WILLIAM SHARP McKECHNIE

    THIRD son of the late William McKechnie, M.D., Paisley, Mr. McKechnie was born in that town 2nd September, 1863, and after spending his boyhood in Paisley, Edinburgh, and Greenock, he settled at Elderslie in 1879, and has since resided there. He was educated at Glasgow University, where during his arts curriculum, 1879-83, he took prizes in logic, moral philosophy, and natural philosophy, graduating M.A. with first-class honours in philosophy in November, 1883. During his Law curriculum, 1883-7, he took first prizes in conveyancing, public law, and constitutional law and history, also first of the special prizes given by the Faculty of Procurators in conveyancing ; and he graduated LL.B. in April, 1887. Meanwhile, in 1884 he had been apprenticed to Messrs. Roberton, Low, Roberton & Cross, writers, Glasgow (under the late Sir James Roberton and his partners), and he remained with this firm till 1890. In that year he was admitted law agent and notary public, and he started business as solicitor in Glasgow in October in partnership with Messrs. William Ritchie and John Gray, the name of the firm being McKechnie & Gray. Of this firm he is still senior partner. In the same year Mr. McKechnie became a member of the Faculty of Procurators in Glasgow.

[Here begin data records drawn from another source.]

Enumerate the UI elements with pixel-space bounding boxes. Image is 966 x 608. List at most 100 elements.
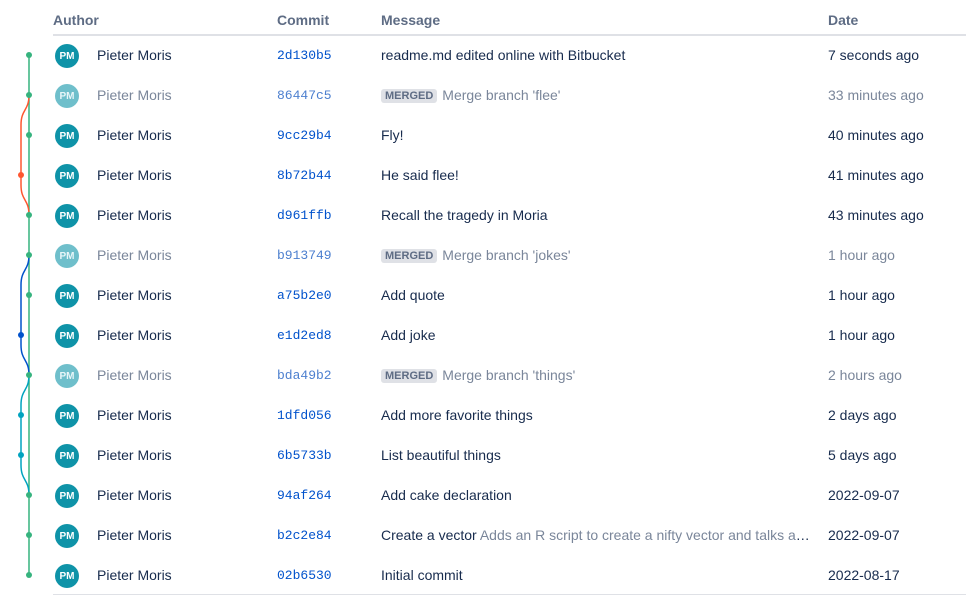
commit-row[interactable]: PM Pieter Moris 1dfd056 Add more favorite t… — [53, 396, 966, 436]
commit-message[interactable]: Create a vector Adds an R script to crea… — [381, 527, 813, 543]
commit-node — [26, 372, 32, 378]
commit-row[interactable]: PM Pieter Moris b913749 MERGED Merge branch … — [53, 236, 966, 276]
author-name: Pieter Moris — [97, 567, 172, 583]
commit-row[interactable]: PM Pieter Moris a75b2e0 Add quote 1 hour ago — [53, 276, 966, 316]
table-header: Author Commit Message Date — [53, 0, 966, 36]
author-avatar[interactable]: PM — [55, 244, 79, 268]
commit-hash-link[interactable]: 94af264 — [277, 488, 332, 503]
author-avatar[interactable]: PM — [55, 164, 79, 188]
author-name: Pieter Moris — [97, 207, 172, 223]
commit-row[interactable]: PM Pieter Moris bda49b2 MERGED Merge branch … — [53, 356, 966, 396]
message-column-header[interactable]: Message — [381, 12, 440, 28]
commit-hash-link[interactable]: e1d2ed8 — [277, 328, 332, 343]
author-avatar[interactable]: PM — [55, 84, 79, 108]
commit-node — [18, 452, 24, 458]
commit-message[interactable]: Add more favorite things — [381, 407, 813, 423]
commit-message[interactable]: MERGED Merge branch 'flee' — [381, 87, 813, 103]
commit-date: 2022-09-07 — [828, 527, 900, 543]
author-avatar[interactable]: PM — [55, 324, 79, 348]
commit-hash-link[interactable]: a75b2e0 — [277, 288, 332, 303]
merged-badge: MERGED — [381, 89, 438, 103]
commit-date: 1 hour ago — [828, 247, 895, 263]
commit-message[interactable]: Fly! — [381, 127, 813, 143]
merged-badge: MERGED — [381, 249, 438, 263]
commit-message-text: Merge branch 'jokes' — [442, 247, 571, 263]
commit-row[interactable]: PM Pieter Moris 94af264 Add cake declaratio… — [53, 476, 966, 516]
author-avatar[interactable]: PM — [55, 524, 79, 548]
author-avatar[interactable]: PM — [55, 204, 79, 228]
merged-badge: MERGED — [381, 369, 438, 383]
commit-node — [18, 172, 24, 178]
commit-node — [26, 52, 32, 58]
author-name: Pieter Moris — [97, 167, 172, 183]
author-avatar[interactable]: PM — [55, 44, 79, 68]
commit-message-text: Create a vector — [381, 527, 477, 543]
commit-hash-link[interactable]: b2c2e84 — [277, 528, 332, 543]
commit-message[interactable]: MERGED Merge branch 'things' — [381, 367, 813, 383]
commit-message-text: Merge branch 'things' — [442, 367, 576, 383]
commit-hash-link[interactable]: 2d130b5 — [277, 48, 332, 63]
commit-message-text: Recall the tragedy in Moria — [381, 207, 548, 223]
author-avatar[interactable]: PM — [55, 444, 79, 468]
commit-description: Adds an R script to create a nifty vecto… — [479, 527, 813, 543]
commit-row[interactable]: PM Pieter Moris 6b5733b List beautiful thin… — [53, 436, 966, 476]
commit-row[interactable]: PM Pieter Moris 8b72b44 He said flee! 41 min… — [53, 156, 966, 196]
commit-date: 33 minutes ago — [828, 87, 924, 103]
author-avatar[interactable]: PM — [55, 364, 79, 388]
commit-row[interactable]: PM Pieter Moris 2d130b5 readme.md edited on… — [53, 36, 966, 76]
commit-message-text: Initial commit — [381, 567, 463, 583]
date-column-header[interactable]: Date — [828, 12, 858, 28]
commit-date: 2 days ago — [828, 407, 897, 423]
author-name: Pieter Moris — [97, 327, 172, 343]
commit-message-text: He said flee! — [381, 167, 459, 183]
commit-node — [26, 492, 32, 498]
commit-hash-link[interactable]: bda49b2 — [277, 368, 332, 383]
commit-hash-link[interactable]: 8b72b44 — [277, 168, 332, 183]
commit-date: 5 days ago — [828, 447, 897, 463]
commit-row[interactable]: PM Pieter Moris e1d2ed8 Add joke 1 hour ago — [53, 316, 966, 356]
author-avatar[interactable]: PM — [55, 564, 79, 588]
commit-message[interactable]: MERGED Merge branch 'jokes' — [381, 247, 813, 263]
author-avatar[interactable]: PM — [55, 484, 79, 508]
commit-hash-link[interactable]: 86447c5 — [277, 88, 332, 103]
commit-graph — [18, 52, 32, 578]
graph-branch-line — [20, 254, 30, 376]
author-name: Pieter Moris — [97, 367, 172, 383]
commit-node — [26, 252, 32, 258]
commit-row[interactable]: PM Pieter Moris d961ffb Recall the tragedy … — [53, 196, 966, 236]
author-avatar[interactable]: PM — [55, 124, 79, 148]
commit-row[interactable]: PM Pieter Moris 86447c5 MERGED Merge branch … — [53, 76, 966, 116]
commit-hash-link[interactable]: b913749 — [277, 248, 332, 263]
author-column-header[interactable]: Author — [53, 12, 99, 28]
commit-date: 2022-08-17 — [828, 567, 900, 583]
commit-message[interactable]: Add joke — [381, 327, 813, 343]
author-name: Pieter Moris — [97, 527, 172, 543]
commit-message[interactable]: Add cake declaration — [381, 487, 813, 503]
commit-row[interactable]: PM Pieter Moris b2c2e84 Create a vector Add… — [53, 516, 966, 556]
commit-message[interactable]: List beautiful things — [381, 447, 813, 463]
author-avatar[interactable]: PM — [55, 404, 79, 428]
author-avatar[interactable]: PM — [55, 284, 79, 308]
commit-node — [26, 532, 32, 538]
author-name: Pieter Moris — [97, 487, 172, 503]
commit-message[interactable]: readme.md edited online with Bitbucket — [381, 47, 813, 63]
commit-hash-link[interactable]: 02b6530 — [277, 568, 332, 583]
commit-node — [26, 92, 32, 98]
commit-message-text: Fly! — [381, 127, 404, 143]
commit-message[interactable]: He said flee! — [381, 167, 813, 183]
commit-message[interactable]: Recall the tragedy in Moria — [381, 207, 813, 223]
commit-column-header[interactable]: Commit — [277, 12, 329, 28]
commit-message[interactable]: Add quote — [381, 287, 813, 303]
commit-date: 2 hours ago — [828, 367, 902, 383]
commit-hash-link[interactable]: d961ffb — [277, 208, 332, 223]
commit-hash-link[interactable]: 9cc29b4 — [277, 128, 332, 143]
commit-message[interactable]: Initial commit — [381, 567, 813, 583]
commit-row[interactable]: PM Pieter Moris 02b6530 Initial commit 2022-… — [53, 556, 966, 596]
commit-row[interactable]: PM Pieter Moris 9cc29b4 Fly! 40 minutes ago — [53, 116, 966, 156]
author-name: Pieter Moris — [97, 127, 172, 143]
commit-hash-link[interactable]: 6b5733b — [277, 448, 332, 463]
commit-hash-link[interactable]: 1dfd056 — [277, 408, 332, 423]
commit-node — [26, 132, 32, 138]
author-name: Pieter Moris — [97, 47, 172, 63]
author-name: Pieter Moris — [97, 287, 172, 303]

    In March, 1894, he married Elizabeth Cochrane Malloch, daughter of the late John Malloch, J.P., of The Glen, Elderslie, and five months later he was appointed Lecturer on Constitutional Law and History in Glasgow University, a post which he still holds.
    In September, 1896, Mr. McKechnie published "The State and the Individual; an introduction to political science, with special reference tosocialism and individualism" (MacLehose), and in April, 1897, he received from Glasgow University the higher degree of Doctor of Philosophy. "Magna Carta: a commentary on the great Charter of King John" (MacLehose, 1905), is his best known work. He contributed an article on George Buchanan's De Jure Regni apud Scolos to the Glasgow Quater-centenary volume, and he is the author of numerous contributions to the Scottish Historical Review and other legal and historical periodicals.